The European Research Council said on 6 April that scholars based at UK universities had made 66 successful bids for advanced grants, typically worth up to €2.5 million (£2.2 million) each, more than any other country.
Advanced grants are aimed at established researchers and require no consortia or co-funding. The ERC awarded 269 grants in total, worth €653 million, with Germany (42), France (34) and Switzerland (24) the next most successful nations.
The UK’s success in the 2017 funding round represents a recovery from the 2016 competition, when the UK secured only 41 advanced grants and was outperformed by Germany for the first time.
It also contrasts with the UK’s weakening performance in some collaborative EU research programmes in the wake of the country’s decision to leave the bloc.
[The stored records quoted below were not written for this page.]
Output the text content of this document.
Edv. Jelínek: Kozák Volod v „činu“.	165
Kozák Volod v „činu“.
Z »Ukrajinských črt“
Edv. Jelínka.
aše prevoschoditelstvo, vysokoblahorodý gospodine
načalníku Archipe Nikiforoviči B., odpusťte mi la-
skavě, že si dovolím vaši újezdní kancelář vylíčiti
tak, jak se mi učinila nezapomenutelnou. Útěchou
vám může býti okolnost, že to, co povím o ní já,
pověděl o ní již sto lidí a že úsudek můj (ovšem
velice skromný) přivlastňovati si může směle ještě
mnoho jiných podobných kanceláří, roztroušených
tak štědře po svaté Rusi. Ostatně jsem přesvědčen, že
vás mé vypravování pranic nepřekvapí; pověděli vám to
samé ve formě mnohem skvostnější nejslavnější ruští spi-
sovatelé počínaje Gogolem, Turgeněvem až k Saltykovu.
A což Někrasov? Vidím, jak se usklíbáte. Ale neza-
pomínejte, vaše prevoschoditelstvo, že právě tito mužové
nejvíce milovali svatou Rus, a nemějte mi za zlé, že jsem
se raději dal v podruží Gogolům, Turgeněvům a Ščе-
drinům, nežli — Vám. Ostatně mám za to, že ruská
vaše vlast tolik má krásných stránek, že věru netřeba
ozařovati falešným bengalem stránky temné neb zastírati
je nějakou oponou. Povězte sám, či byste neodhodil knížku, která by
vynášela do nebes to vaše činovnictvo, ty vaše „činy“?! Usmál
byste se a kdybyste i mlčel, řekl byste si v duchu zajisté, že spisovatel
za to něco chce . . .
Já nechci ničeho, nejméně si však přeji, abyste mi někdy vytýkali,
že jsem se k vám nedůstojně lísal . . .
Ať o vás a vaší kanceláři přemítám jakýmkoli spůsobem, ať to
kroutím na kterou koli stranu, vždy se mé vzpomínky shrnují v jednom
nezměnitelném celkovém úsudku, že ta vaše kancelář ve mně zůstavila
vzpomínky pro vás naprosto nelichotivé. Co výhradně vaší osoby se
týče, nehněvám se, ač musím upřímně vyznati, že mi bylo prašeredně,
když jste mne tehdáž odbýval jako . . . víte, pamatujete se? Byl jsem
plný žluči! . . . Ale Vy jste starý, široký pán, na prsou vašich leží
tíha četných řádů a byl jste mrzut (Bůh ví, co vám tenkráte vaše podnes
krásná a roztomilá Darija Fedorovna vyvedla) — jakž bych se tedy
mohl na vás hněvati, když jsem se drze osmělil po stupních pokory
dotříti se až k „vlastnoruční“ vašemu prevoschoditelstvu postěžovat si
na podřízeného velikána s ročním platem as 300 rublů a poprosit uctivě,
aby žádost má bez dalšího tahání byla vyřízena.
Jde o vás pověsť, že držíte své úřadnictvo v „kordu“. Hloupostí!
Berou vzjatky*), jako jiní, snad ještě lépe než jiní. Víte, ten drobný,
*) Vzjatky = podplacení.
UK universities suffered a sharp drop of close to half a billion euros in the value of EU projects that they started coordinating in the year after the Brexit referendum.
However, the UK’s continuing participation in EU-funded research post-Brexit remains in doubt, with Sam Gyimah, the universities minister, refusing to commit to associate membership of the next framework programme.
With 2,167 applications having been submitted for advanced grants in 2017, down from about 2,400 the year before, the success rate rose from 9.6 per cent to 12.4 per cent. The ERC funded 83 projects in the life sciences, 126 in the physical sciences and engineering, and 60 in the social sciences and humanities.
Just 17 per cent of advanced grants were awarded to female researchers in 2017, although this was in line with the proportion of applicants who were female.
Jean-Pierre Bourguignon, the president of the ERC, said that the advanced grants would fund “audacious” scientific projects that were likely to lead to significant breakthroughs.
“There are many more bright minds with ambitious ideas in Europe that the ERC could fund if we had more means,” Professor Bourguignon said. “That’s why the ERC scientific council argues for more resources for the future while keeping the strategy of using scientific quality as the only criterion for selection.”
The ERC said that the 2017 advanced grants would likely create an estimated 2,000 jobs for postdocs, PhD students and other staff in grantees’ research teams.